The idea of creating biodiesel from coffee grounds goes back several years, but it's still being researched and refined. The process works by soaking the grounds in an organic solvent and then putting them through a process called transesterification. The BBC show Bang Goes the Theory even converted a Volkswagen Scirocco to run on the gasified coffee years ago.
The Bath study tested 20 different coffee variations across region, brewing technique and even caffeinated versus decaffeinated to determine if the changes affected oil content. It turned out that it didn't. Fresh grounds contained between 11 and 15 percent oil by weight for the varieties it tested, and used ground contained between 7 and 13 percent.
Coffee ground-based biofuel could be revolutionary. Researchers who authored the study think that the conversion process is simple enough that it could be done by neighborhood coffee shops to create a personal supply of biodiesel. They predict a shop producing about 22 pounds (10kg) of grounds a day could make about half a gallon of biofuel (2 liters). While that's a relatively small amount, it's from a source that would otherwise usually just be thrown away. Scroll down to read the University's press release about the study, and click here to read its abstract.
Researchers used 20 different types of coffee to assess the quality of biofuel produced from each one
New research from our Centre for Sustainable Chemical Technologies shows that waste coffee grinds could be used to make biodiesel.
Oil can be extracted from coffee grounds by soaking them in an organic solvent, before being chemically transformed into biodiesel via a process called "transesterification". The study, recently published in the ACS Journal Energy & Fuels, looked at how the fuel properties varied depending on the type of coffee used.

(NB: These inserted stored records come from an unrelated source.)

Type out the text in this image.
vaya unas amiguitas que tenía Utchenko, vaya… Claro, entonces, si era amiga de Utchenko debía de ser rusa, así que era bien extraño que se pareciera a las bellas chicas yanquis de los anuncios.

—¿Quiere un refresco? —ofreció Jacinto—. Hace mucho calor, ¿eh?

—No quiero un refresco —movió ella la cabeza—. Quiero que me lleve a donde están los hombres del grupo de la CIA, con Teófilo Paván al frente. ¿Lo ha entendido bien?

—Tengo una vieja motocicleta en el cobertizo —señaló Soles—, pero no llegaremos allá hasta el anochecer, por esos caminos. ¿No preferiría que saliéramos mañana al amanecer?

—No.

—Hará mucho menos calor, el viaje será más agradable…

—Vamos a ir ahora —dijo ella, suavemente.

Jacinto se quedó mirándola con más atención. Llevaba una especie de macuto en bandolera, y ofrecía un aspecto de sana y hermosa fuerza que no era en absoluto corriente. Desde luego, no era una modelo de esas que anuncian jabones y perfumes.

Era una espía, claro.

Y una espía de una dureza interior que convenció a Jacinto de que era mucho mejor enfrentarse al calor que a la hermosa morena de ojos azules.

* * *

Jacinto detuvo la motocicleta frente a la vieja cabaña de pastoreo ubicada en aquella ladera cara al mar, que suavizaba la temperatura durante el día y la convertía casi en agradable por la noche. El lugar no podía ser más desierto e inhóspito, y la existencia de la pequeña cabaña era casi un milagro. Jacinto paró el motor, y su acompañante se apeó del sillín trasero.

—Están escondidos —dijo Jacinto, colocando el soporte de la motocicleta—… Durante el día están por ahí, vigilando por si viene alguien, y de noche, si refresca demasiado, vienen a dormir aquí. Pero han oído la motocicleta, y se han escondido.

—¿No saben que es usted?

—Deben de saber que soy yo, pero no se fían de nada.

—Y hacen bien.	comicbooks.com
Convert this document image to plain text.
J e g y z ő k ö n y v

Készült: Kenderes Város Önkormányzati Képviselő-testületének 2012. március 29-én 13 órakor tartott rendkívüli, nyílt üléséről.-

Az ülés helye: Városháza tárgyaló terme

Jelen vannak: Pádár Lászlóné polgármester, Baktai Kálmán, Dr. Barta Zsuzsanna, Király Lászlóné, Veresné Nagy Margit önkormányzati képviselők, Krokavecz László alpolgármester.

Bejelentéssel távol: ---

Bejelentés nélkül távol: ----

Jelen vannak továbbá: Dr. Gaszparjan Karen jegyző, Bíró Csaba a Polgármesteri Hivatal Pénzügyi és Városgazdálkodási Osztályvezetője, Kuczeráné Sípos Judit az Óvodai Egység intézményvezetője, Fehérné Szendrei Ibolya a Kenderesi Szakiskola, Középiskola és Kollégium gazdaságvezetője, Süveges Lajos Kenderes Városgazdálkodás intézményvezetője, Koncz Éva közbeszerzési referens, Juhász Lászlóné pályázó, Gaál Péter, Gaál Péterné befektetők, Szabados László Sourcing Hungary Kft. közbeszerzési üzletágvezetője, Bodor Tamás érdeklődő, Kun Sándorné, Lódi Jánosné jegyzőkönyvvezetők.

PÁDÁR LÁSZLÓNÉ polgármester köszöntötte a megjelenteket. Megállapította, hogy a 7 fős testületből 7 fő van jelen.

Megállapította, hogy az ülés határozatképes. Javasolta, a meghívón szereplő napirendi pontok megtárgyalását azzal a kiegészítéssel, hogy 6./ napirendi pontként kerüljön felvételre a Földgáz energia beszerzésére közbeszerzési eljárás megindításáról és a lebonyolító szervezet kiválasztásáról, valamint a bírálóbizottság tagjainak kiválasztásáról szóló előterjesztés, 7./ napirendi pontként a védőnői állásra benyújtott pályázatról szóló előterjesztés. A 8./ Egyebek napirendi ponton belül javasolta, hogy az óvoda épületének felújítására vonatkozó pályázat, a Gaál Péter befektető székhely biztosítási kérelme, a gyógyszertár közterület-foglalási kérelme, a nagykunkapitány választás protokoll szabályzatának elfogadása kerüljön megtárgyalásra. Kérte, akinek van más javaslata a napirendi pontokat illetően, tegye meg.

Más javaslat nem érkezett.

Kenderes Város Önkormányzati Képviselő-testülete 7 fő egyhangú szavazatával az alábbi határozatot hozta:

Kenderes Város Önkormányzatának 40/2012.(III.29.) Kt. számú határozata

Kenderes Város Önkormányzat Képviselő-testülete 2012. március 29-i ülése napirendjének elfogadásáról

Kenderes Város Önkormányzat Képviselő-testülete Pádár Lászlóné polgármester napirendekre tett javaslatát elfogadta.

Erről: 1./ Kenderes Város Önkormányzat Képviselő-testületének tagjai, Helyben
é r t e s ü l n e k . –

As part of the study, the researchers made biofuel from ground coffee produced in 20 different geographic regions, including caffeinated and decaffeinated forms, as well as Robusta and Arabica varieties.
Dr Chris Chuck, Whorrod Research Fellow from our Department of Chemical Engineering, explained: "Around 8 million tonnes of coffee are produced globally each year and ground waste coffee contains up to 20 per cent oil per unit weight.
"This oil also has similar properties to current feedstocks used to make biofuels. But, while those are cultivated specifically to produce fuel, spent coffee grounds are waste. Using these, there's a real potential to produce a truly sustainable second-generation biofuel."
The research found that there was a reasonably standard composition and little variation in the relevant physical properties of the fuels, irrespective of the source. This means that all waste coffee grounds are a viable feedstock for producing biodiesel.
Dr Chuck explained: "The yields and properties of biodiesel can differ depending on the growth conditions of current biodiesel feedstocks, sometimes causing them to fall out of specification. The uniformity across the board for the coffee biodiesel fuel is good news for biofuel producers and users."
The researchers suggest that while coffee biodiesel would be a relatively minor part of the energy mix, it could be produced on a small scale by coffee shop chains to fuel vehicles used for deliveries. These same delivery vehicles could be used to collect spent coffee grinds and take them to a central biodiesel production facility to be processed. Companies such as London-based bio-bean already produce biodiesel and biomass pellets from waste coffee grounds.
Rhodri Jenkins, a PhD student in Sustainable Chemical Technologies and first author of the study, said: "We estimate that a small coffee shop would produce around 10kg of coffee waste per day, which could be used to produce around 2 litres of biofuel.
"There is also a large amount of waste produced by the coffee bean roasting industry, with defective beans being thrown away. If scaled up, we think coffee biodiesel has great potential as a sustainable fuel source."
The researchers are also looking at using other types of food waste as a feedstock to make biofuels and expect to publish their findings later in this year.